Scott,
Are you doing appraisals or not?
You will need to define for yourself and your clients exactly what you are and aren't doing. There's no reason a licensed appraiser can't also hold a real estate license, an SEC Series 7 License, car salesman license and a business license, all at the same time. No need to allow any of these licenses to go inactive simply because you're qualified to do other things.
With respect to your new job, there's a big difference between analyzing a commercial property and making recommendations about it for a client or employer in a capacity wherein you are clearly an advocate and not an appraiser; and valuing a property as an objective, unbiased and otherwise uninvolved appraiser. Just a hint here: whether or not you comply with SR2-3 by signing a certification for your appraisals is not the dividing line.
Let's say you do an analysis of an income property that includes a review of the income stream itself, a summary of comparable data, comparisons between that data and your subject, and concludes with some recommendations about exposure time, marketing time, and even potential pricing, etc. If a third party comes along and looks at your work product, and then interprets your work as an unbiased opinion of value then you have a problem. If that party can understand from looking at your work that you are not attempting to represent yourself as unbiased, nor in the capacity as an appraiser, then your work probably isn't going to cause problems.
You will not be able to do this kind of work by using standard appraisal report formats and then get away from being held accountable for it as an appraiser by excluding your certifications or using black and white photos or even by crossing out and substituting the word "Consulting Report" every time the form uses "Appraisal Report".
The term "Administrative" got used up there in one of the previous responses, as in "Administrative Review". Although I don't think it was you who brought it up, I'll address it anyway. Users of appraisal services do administrative reviews. What that means is that people who are engaged in making decisions about the property can review appraisal work in an administrative capacity. Even licensed appraisers can do this, if their function is to make a decision about the property rather than the appraisal. Examples of this would include if the person were working with the property as a property manager, or as a loan officer, or as a sales agent. However, the moment the focus of that activity switches from the disposition of the property to the quality of the appraisal report or the appraiser's work, then that person is engaged in a technical review as defined in the USPAP and all of those rules apply. If you're doing both, then you're doing both. Like most other types of valuation services, these functions need not be mutually exclusive.
Consider this.
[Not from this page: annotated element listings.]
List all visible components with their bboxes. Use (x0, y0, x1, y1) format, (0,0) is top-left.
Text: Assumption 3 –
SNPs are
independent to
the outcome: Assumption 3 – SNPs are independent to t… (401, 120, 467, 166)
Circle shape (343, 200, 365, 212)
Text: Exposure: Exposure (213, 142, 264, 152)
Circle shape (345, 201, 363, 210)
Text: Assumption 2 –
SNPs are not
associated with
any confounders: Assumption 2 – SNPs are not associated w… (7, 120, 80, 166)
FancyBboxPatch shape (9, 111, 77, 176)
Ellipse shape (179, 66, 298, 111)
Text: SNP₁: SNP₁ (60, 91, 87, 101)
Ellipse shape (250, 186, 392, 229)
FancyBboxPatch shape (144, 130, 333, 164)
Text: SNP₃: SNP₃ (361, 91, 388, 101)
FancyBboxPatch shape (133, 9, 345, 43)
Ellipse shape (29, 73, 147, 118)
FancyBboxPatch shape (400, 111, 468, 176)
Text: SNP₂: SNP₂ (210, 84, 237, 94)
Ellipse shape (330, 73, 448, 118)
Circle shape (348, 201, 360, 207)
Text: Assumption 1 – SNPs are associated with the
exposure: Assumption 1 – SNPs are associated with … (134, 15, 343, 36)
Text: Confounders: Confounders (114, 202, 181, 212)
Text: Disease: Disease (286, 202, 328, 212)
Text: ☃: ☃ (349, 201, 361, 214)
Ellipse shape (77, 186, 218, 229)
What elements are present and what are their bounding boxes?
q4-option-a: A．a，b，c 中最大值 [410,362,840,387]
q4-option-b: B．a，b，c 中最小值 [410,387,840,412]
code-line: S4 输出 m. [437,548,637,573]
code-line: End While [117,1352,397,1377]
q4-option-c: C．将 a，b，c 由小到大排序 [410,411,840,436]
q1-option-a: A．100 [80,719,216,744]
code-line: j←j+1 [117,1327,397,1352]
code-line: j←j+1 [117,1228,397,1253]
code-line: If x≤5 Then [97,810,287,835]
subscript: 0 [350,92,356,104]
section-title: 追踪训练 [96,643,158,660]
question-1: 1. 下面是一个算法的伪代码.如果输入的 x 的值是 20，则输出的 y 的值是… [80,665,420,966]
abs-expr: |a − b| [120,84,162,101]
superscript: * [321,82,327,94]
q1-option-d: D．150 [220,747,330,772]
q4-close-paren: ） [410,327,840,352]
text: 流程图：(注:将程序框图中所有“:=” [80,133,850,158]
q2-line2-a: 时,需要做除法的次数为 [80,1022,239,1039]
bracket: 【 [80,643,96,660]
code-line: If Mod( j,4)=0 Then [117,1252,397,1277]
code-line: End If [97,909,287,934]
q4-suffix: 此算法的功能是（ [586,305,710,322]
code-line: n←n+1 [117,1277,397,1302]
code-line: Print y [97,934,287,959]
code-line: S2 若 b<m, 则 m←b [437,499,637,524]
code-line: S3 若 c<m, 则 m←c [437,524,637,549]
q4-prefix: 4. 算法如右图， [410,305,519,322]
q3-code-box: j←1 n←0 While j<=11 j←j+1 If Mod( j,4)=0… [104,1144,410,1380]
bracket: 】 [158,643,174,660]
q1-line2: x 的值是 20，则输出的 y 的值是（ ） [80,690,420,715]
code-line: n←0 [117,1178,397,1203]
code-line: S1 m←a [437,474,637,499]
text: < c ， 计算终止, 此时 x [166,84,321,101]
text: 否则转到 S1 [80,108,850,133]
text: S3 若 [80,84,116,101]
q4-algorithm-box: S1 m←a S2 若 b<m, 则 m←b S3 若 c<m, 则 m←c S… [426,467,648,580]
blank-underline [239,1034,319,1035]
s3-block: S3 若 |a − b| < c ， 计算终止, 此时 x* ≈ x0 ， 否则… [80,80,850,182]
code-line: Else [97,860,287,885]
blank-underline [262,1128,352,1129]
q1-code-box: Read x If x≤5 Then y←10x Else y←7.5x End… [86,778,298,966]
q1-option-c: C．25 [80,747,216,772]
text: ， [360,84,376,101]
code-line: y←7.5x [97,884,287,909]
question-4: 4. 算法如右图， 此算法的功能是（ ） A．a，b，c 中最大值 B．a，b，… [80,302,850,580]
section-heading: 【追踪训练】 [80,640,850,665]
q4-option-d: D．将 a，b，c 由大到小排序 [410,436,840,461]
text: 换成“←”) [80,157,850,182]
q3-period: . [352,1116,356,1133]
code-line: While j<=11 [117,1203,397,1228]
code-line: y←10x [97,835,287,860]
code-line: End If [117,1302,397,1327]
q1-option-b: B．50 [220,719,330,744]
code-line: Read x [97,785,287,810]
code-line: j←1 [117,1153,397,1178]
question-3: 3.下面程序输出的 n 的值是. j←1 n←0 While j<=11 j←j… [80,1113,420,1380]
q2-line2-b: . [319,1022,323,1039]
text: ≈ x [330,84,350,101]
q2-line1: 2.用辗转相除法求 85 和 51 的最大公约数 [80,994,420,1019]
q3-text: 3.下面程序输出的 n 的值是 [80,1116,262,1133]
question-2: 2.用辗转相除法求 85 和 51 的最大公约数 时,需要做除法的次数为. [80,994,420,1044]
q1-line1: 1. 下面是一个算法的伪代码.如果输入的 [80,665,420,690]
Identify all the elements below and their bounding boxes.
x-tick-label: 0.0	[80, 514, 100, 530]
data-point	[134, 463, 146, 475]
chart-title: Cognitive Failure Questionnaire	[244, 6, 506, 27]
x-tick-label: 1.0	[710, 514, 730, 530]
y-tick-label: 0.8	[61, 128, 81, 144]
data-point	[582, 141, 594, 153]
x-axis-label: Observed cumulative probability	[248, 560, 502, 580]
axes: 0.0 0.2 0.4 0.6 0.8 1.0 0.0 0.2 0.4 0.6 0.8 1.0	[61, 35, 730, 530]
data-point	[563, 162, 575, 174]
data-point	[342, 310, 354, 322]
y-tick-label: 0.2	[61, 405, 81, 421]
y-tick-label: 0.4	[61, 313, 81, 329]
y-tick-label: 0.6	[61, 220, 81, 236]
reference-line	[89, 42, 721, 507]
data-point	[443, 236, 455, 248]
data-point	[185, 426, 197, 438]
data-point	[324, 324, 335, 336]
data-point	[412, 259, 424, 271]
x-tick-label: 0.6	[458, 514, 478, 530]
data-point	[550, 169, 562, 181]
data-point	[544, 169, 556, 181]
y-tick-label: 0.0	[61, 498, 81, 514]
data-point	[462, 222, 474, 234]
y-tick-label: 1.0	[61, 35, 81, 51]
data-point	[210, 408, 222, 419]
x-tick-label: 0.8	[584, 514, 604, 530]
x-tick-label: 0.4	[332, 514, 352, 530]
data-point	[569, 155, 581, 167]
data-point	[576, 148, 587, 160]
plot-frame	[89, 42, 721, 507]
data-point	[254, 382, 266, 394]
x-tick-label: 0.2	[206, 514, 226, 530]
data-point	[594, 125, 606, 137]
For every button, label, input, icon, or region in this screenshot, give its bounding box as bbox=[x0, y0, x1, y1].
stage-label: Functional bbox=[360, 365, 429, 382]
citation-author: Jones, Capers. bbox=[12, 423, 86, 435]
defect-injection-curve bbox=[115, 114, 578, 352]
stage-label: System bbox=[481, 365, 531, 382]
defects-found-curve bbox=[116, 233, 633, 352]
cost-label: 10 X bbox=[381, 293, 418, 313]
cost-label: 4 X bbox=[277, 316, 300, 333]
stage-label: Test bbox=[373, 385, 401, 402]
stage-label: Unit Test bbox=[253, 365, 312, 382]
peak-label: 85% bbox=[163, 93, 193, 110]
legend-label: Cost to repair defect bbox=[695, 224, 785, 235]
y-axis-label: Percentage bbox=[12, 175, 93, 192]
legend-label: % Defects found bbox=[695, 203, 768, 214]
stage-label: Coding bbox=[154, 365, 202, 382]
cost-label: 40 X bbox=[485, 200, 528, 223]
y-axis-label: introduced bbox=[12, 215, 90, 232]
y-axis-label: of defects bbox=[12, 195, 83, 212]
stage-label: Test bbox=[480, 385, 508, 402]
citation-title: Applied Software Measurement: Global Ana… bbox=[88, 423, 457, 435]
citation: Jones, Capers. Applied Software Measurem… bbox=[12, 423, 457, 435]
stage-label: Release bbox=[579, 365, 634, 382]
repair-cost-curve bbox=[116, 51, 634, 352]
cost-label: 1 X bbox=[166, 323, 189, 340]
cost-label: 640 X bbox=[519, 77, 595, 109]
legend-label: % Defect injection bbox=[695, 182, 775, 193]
If tap dancing around the "value opinion" vs. "potential pricing" issue and playing with ambiguities doesn't appeal to you, you might try playing it straight and retaining your role as an unbiased appraiser, same as you would if you were an employee at a bank. Mere employment status doesn't automatically impugn your status as an unbiased appraiser unless you let it. It this applies to your situation, you can simply acknowledge that your work consists of developing appraisals and tailor them by using an appropriate scope of work, aimed specifically at your intended users and intended uses. Obviously, your clients will have different requirements than the average bank would have, and your work could look very different and still suffice within that scope.
The bottom line here is that it probably is easier to only own one hat. But if you do wear multiple hats, you will want to make sure that each hat is well identified in big bold neon letters, and that you never wear or even appear to wear the wrong hat for what you are doing. As others have already suggested, if you're worried about your license, you should contact your state board for clarification. They can probably assist you in erecting some fences that will keep your competing job descriptions from stepping on each other.